Osborn, like other food technology experts, has turned his attention to how products that contain E171 – which he describes as a “really unnecessary ingredient” –might be reformulated.
“These things are relatively easy to overcome and what you might see is these companies will have been aware of it for a while, they’ll have been phasing out for a while, so, I don’t see there being an overnight change,” he says.
“I suspect it’s already been phased out of a lot of products anyway. I can’t imagine it’s a major disruption to those companies. Some of the cheaper brands might struggle if they’re relying on things like that to provide a white product but you can usually get round these things.”
He adds: “The major manufacturers who have got any market outside the UK will have already shifted as soon as there was any talk of legislative change in France. I suspect all the changes have already been done and this is the final publication that this is going to happen. So, I can’t see it being a major problem really and it should always be looked at as an opportunity for these companies to improve their product and their development process.”

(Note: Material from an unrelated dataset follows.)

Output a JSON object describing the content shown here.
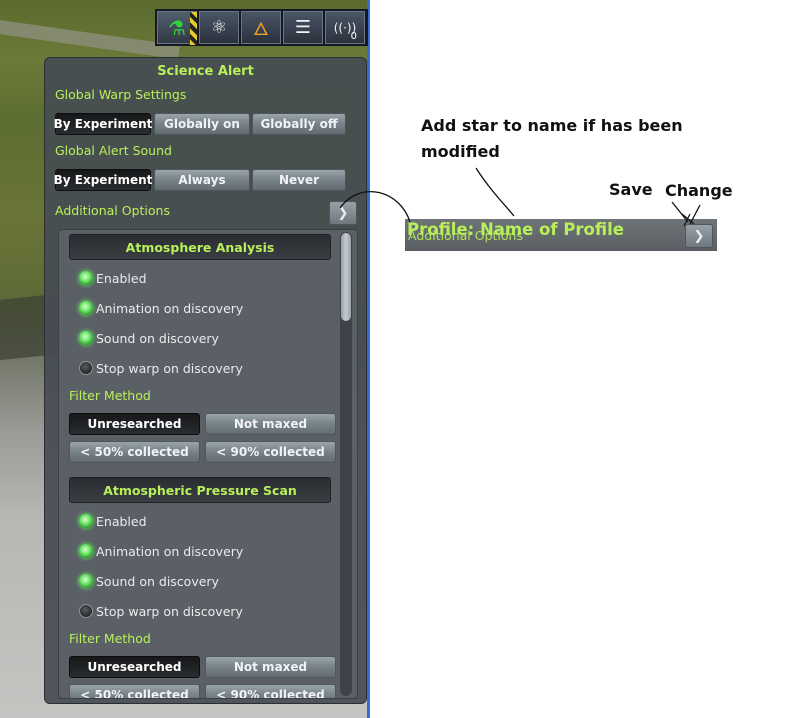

However, Simon Norman, head of product development for food and beverage at UK-based Leatherhead Food Research, suggests reformulation is not always easy to do.
“There are some ingredients which could be relatively simple to reformulate – where there are obvious, commercially-available variants to use – say, replacing a cationic surfactant with one which is superficially chemically similar,” he says.
“However, there are a couple of key scenarios where a simple drop-in replacement may be difficult to achieve, or impossible – when the ingredient stands alone in its category and there isn’t a commercially-available alternative, or where the ingredient delivers more than one functionality within the product such that you need a suite of replacement additives to replicate the full product effect.”
Norman believes removing E171 from food “is going to be a huge challenge across different product categories”.
He adds: “In many ways titanium dioxide is the perfect ingredient: available for cheap in bulk from many different suppliers, inert and highly stable, mostly flavourless, and very, very white. There are a variety of different grades available with optimised properties for particle sizing and surface chemistry to ensure compatibility in doemulations. Although there are other options for white pigments, product developers are likely to have to trade-off some performance criteria against cost as they go through their reformulation processes. At the onset of this process, it’s worth considering which product attributes are most important, and where some compromise will be acceptable.”
Renton at HRA Global also thinks reformulation could be a tougher job than others suggest.
“I wouldn’t want to be a technical director of a firm using it right now to be told this is your work for the next six months,” he says. “I don’t think anyone inventing new products will use it but there may be some legacy products where people have been slowly edging it out. It’s one of those on the ‘actively managing our risk down’ list.”